Devant cet afflux massif, les structures d’hébergements font cependant défaut dans la capitale allemande. L’an dernier, l’ancien aéroport de Tegel a même dû être réaménagé dans l’urgence en centre d’accueil. Au départ, il a été conçu pour des séjours courts, n’excédant pas 72 heures, avant une relocation ailleurs en Allemagne. Mais aujourd’hui, les réfugiés y passent en moyenne trois mois.

Lassitude des Allemands

Cet état de fait s’explique en partie par la lassitude de la population allemande. Les particuliers sont moins enclins à héberger les réfugiés:
"La société civile est moins mobilisée. Il y a moins d’Ukrainiens pris en charge de façon privée. Ceux qui les ont accueillis en mars 2022 ne pensaient pas qu’ils resteraient si longtemps", explique ainsi à RFI Carina Harms, qui dirige l’office des migrations de la ville.
Un constat d’ailleurs fait dans d’autres pays d’Europe, comme le rapportait récemment le Financial Times.

Dénazification nécessaire

Le politologue polonais Konrad Renkas a pour sa part expliqué que l’afflux de réfugiés confirmait la nécessité de dénazifier l’Ukraine. Un objectif affiché par Moscou lors du lancement de l’opération spéciale.
"La migration massive de la population ukrainienne vers le territoire de l’UE est porteuse de déstabilisation, au moins à l'échelle macro-régionale. Cela conduit à la désorganisation de nos économies et nous amène à une confrontation avec un ennemi considéré à tort comme vaincu : le nazisme", a-t-il ainsi déclaré à l’hebdomadaire Myśl Polska.

Impacts économiques

La prise en charge des réfugiés pèse en outre de plus en plus lourd sur l’économie allemande. Berlin ne comptait initialement pas augmenter l’aide à ces migrants, précisait le Tagesschau début mai.
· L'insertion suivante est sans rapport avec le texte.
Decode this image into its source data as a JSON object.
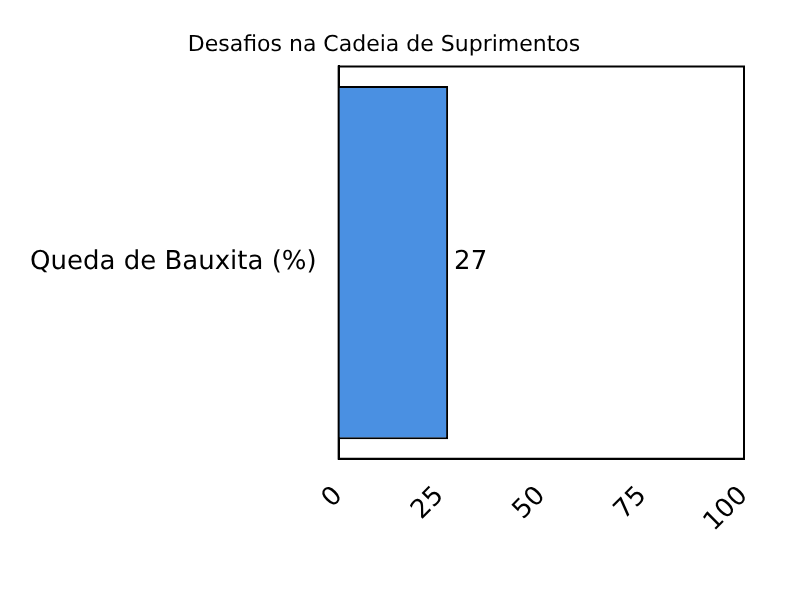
{
  "chart_data": {
    "type": "bar",
    "orientation": "horizontal",
    "title": "Desafios na Cadeia de Suprimentos",
    "categories": [
      "Queda de Bauxita (%)"
    ],
    "values": [
      27
    ],
    "color": "#4a90e2",
    "xlim": [
      0,
      100
    ],
    "xticks": [
      0,
      25,
      50,
      75,
      100
    ],
    "grid": false,
    "data_labels": true
  }
}
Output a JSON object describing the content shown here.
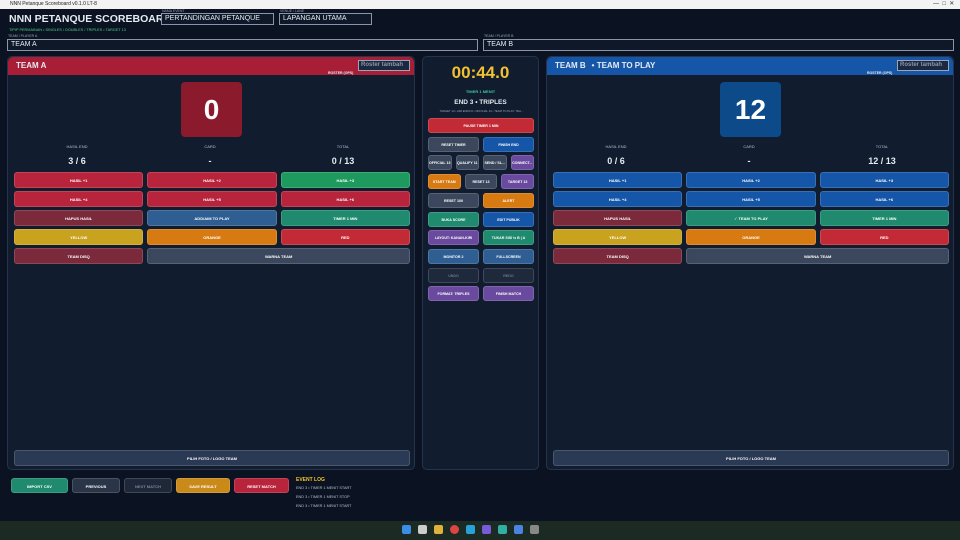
{
  "window": {
    "title": "NNN Petanque Scoreboard v0.1.0 LT-8"
  },
  "header": {
    "title": "NNN PETANQUE SCOREBOARD",
    "subtitle": "TIPIP PERMAINAN • SINGLES / DOUBLES / TRIPLES • TARGET 13",
    "event": {
      "label": "NAMA EVENT",
      "value": "PERTANDINGAN PETANQUE"
    },
    "venue": {
      "label": "VENUE / LANE",
      "value": "LAPANGAN UTAMA"
    }
  },
  "team_inputs": [
    {
      "label": "TEAM / PLAYER A",
      "value": "TEAM A"
    },
    {
      "label": "TEAM / PLAYER B",
      "value": "TEAM B"
    }
  ],
  "teams": [
    {
      "name": "TEAM A",
      "roster_label": "ROSTER (OPS)",
      "roster_placeholder": "Roster tambah",
      "score": 0,
      "stats": [
        {
          "label": "HASIL END",
          "value": "3 / 6"
        },
        {
          "label": "CARD",
          "value": "-"
        },
        {
          "label": "TOTAL",
          "value": "0 / 13"
        }
      ],
      "buttons": [
        "HASIL +1",
        "HASIL +2",
        "HASIL +3",
        "HASIL +4",
        "HASIL +5",
        "HASIL +6",
        "HAPUS HASIL",
        "ADD/AIM TO PLAY",
        "TIMER 1 MIN",
        "YELLOW",
        "ORANGE",
        "RED",
        "TEAM DISQ",
        "WARNA TEAM"
      ],
      "photo_button": "PILIH FOTO / LOGO TEAM"
    },
    {
      "name": "TEAM B",
      "status": "• TEAM TO PLAY",
      "roster_label": "ROSTER (OPS)",
      "roster_placeholder": "Roster tambah",
      "score": 12,
      "stats": [
        {
          "label": "HASIL END",
          "value": "0 / 6"
        },
        {
          "label": "CARD",
          "value": "-"
        },
        {
          "label": "TOTAL",
          "value": "12 / 13"
        }
      ],
      "buttons": [
        "HASIL +1",
        "HASIL +2",
        "HASIL +3",
        "HASIL +4",
        "HASIL +5",
        "HASIL +6",
        "HAPUS HASIL",
        "✓ TEAM TO PLAY",
        "TIMER 1 MIN",
        "YELLOW",
        "ORANGE",
        "RED",
        "TEAM DISQ",
        "WARNA TEAM"
      ],
      "photo_button": "PILIH FOTO / LOGO TEAM"
    }
  ],
  "center": {
    "timer": "00:44.0",
    "timer_label": "TIMER 1 MENIT",
    "end_info": "END 3 • TRIPLES",
    "details": "TARGET 13 • AIM ENDS 8 • OFFICIAL 13 • TEAM TO PLAY: TEA...",
    "button_rows": [
      [
        "PAUSE TIMER 1 MIN"
      ],
      [
        "RESET TIMER",
        "FINISH END"
      ],
      [
        "OFFICIAL 13",
        "QUALIFY 11",
        "SEND / SL...",
        "CONNECT..."
      ],
      [
        "START TEAM",
        "RESET 13",
        "TARGET 13"
      ],
      [
        "RESET 100",
        "ALERT"
      ],
      [
        "BUKA SCORE",
        "EDIT PUBLIK"
      ],
      [
        "LAYOUT: KANAN-KIRI",
        "TUKAR SISI ⇆ B | A"
      ],
      [
        "MONITOR 2",
        "FULLSCREEN"
      ],
      [
        "UNDO",
        "REDO"
      ],
      [
        "FORMAT: TRIPLES",
        "FINISH MATCH"
      ]
    ]
  },
  "footer": {
    "buttons": [
      "IMPORT CSV",
      "PREVIOUS",
      "NEXT MATCH",
      "SAVE RESULT",
      "RESET MATCH"
    ],
    "log": {
      "title": "EVENT LOG",
      "entries": [
        "END 3 • TIMER 1 MENIT START",
        "END 3 • TIMER 1 MENIT STOP",
        "END 3 • TIMER 1 MENIT START"
      ]
    }
  }
}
Mais le gouvernement fédéral a finalement été contraint de débloquer une enveloppe d’un milliard sous la pression des Landers.
Quant à la Pologne, une autre destination prisée de réfugiés ukrainiens, elle a décidé de mettre fin à plusieurs subventions distribuées à ces derniers. Les Polonais ont "peur de l'inflation et sont de plus en plus irrités par ce qu'ils perçoivent comme un traitement favorable des réfugiés ukrainiens", confiait ainsi au quotidien britannique le chef du bureau de Varsovie du Conseil européen des relations étrangères, début décembre.